Although the number of parents and students choosing virtual and blended schools in the United States is rising, new evidence suggests these schools lag significantly behind traditional brick-and-mortar schools, a brief released Wednesday finds. Researchers recommend a host of corrective measures, from temporarily halting virtual school expansions to devising more appropriate outcome measurements.
“Many virtual schools and blended schools have been promoted as an efficient, cost-effective way to bridge technology and learning, yet there is growing evidence that they’re failing to prepare their students for success,” said WEAC President Betsy Kippers. “Policymakers should hit the brakes on the rapid expansion of online schools until accountability measures are in place that ensure they’re no longer failing.”

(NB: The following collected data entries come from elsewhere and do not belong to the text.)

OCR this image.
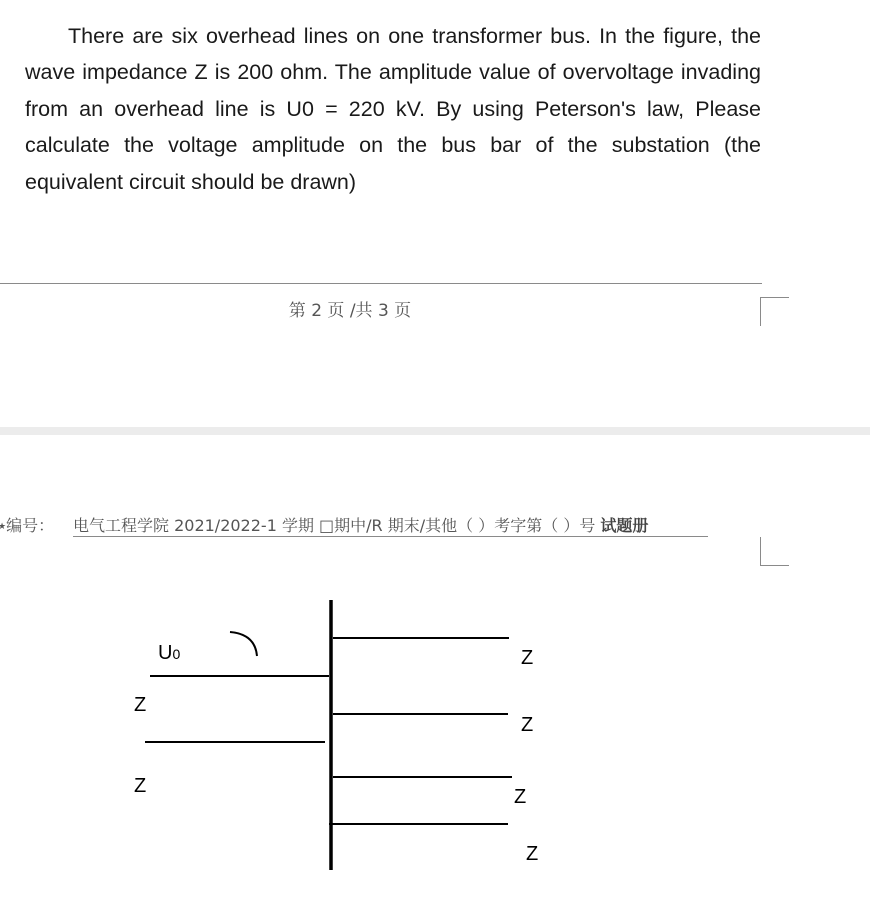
There are six overhead lines on one transformer bus. In the figure, the wave impedance Z is 200 ohm. The amplitude value of overvoltage invading from an overhead line is U0 = 220 kV. By using Peterson's law, Please calculate the voltage amplitude on the bus bar of the substation (the equivalent circuit should be drawn)

第 2 页 /共 3 页
★ 编号： 电气工程学院 2021/2022-1 学期 □期中/R 期末/其他（ ）考字第（ ）号 试题册
U0
Z
Z
Z
Z
Z
Z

Virtual Schools Report 2016: Directory and Performance Review recommends exactly that: that policymakers and education leaders place a moratorium on virtual and blended schools until accountability measures are established that can identify why these schools are failing.
The report found virtual and blended schools are failing students in on-time graduation rates, student-to-teacher ratio and English language arts.
“Too many virtual and blended schools are continuing to operate without accountability measurements, and this report urges policymakers to dig deeper and ask tough questions about why these schools are failing their students,” said Kippers. “Before states allow more virtual and blended schools to open, it’s critical that policymakers and educators do a better job at identifying the causes of widespread underperformance among online schools and hold failing schools accountable for their outcomes.”
Despite these troubling findings, virtual and blended schools are continuing to expand without any guidelines or accountability measurements. Between the 2013 and 2014 school years, 447 full-time virtual schools enrolled approximately 262,000 students – up from 311 full-time schools enrolling 200,000 students just two years earlier – and 87 blended schools enrolled 26,155 students. Currently, there are 33 states with full-time virtual schools and 16 states have blended schools.
This report recommends that policymakers design new outcome measures for full-time virtual and blended schools to increase accountability and improve school performance. It also urges policymakers to create and enforce sanctions for these schools if they fail to demonstrate improved performance.
Additionally, authors of the report recommend policymakers require virtual and blended schools devote more resources to learning, especially by specifying a maximum ratio of students to teachers. State agencies should also require these schools to fully report data about student demographics and teachers. And new outcome measures should be designed appropriate to the unique characteristics of online learning.
The vast majority of students are enrolled in virtual schools operated by for-profit companies such as K12 Inc. and Connections Academy. Although for-profit corporations operate only 44 percent of virtual schools, these institutions account for 74 percent of all student enrollments. Additionally, for-profit virtual schools enroll an average of 1,027 students, compared to non-profit virtual schools that enroll an average of 286 students.
The National Education Policy Center produced the research brief, Virtual Schools Report 2016, with funding from the Great Lakes Center for Education Research and Practice.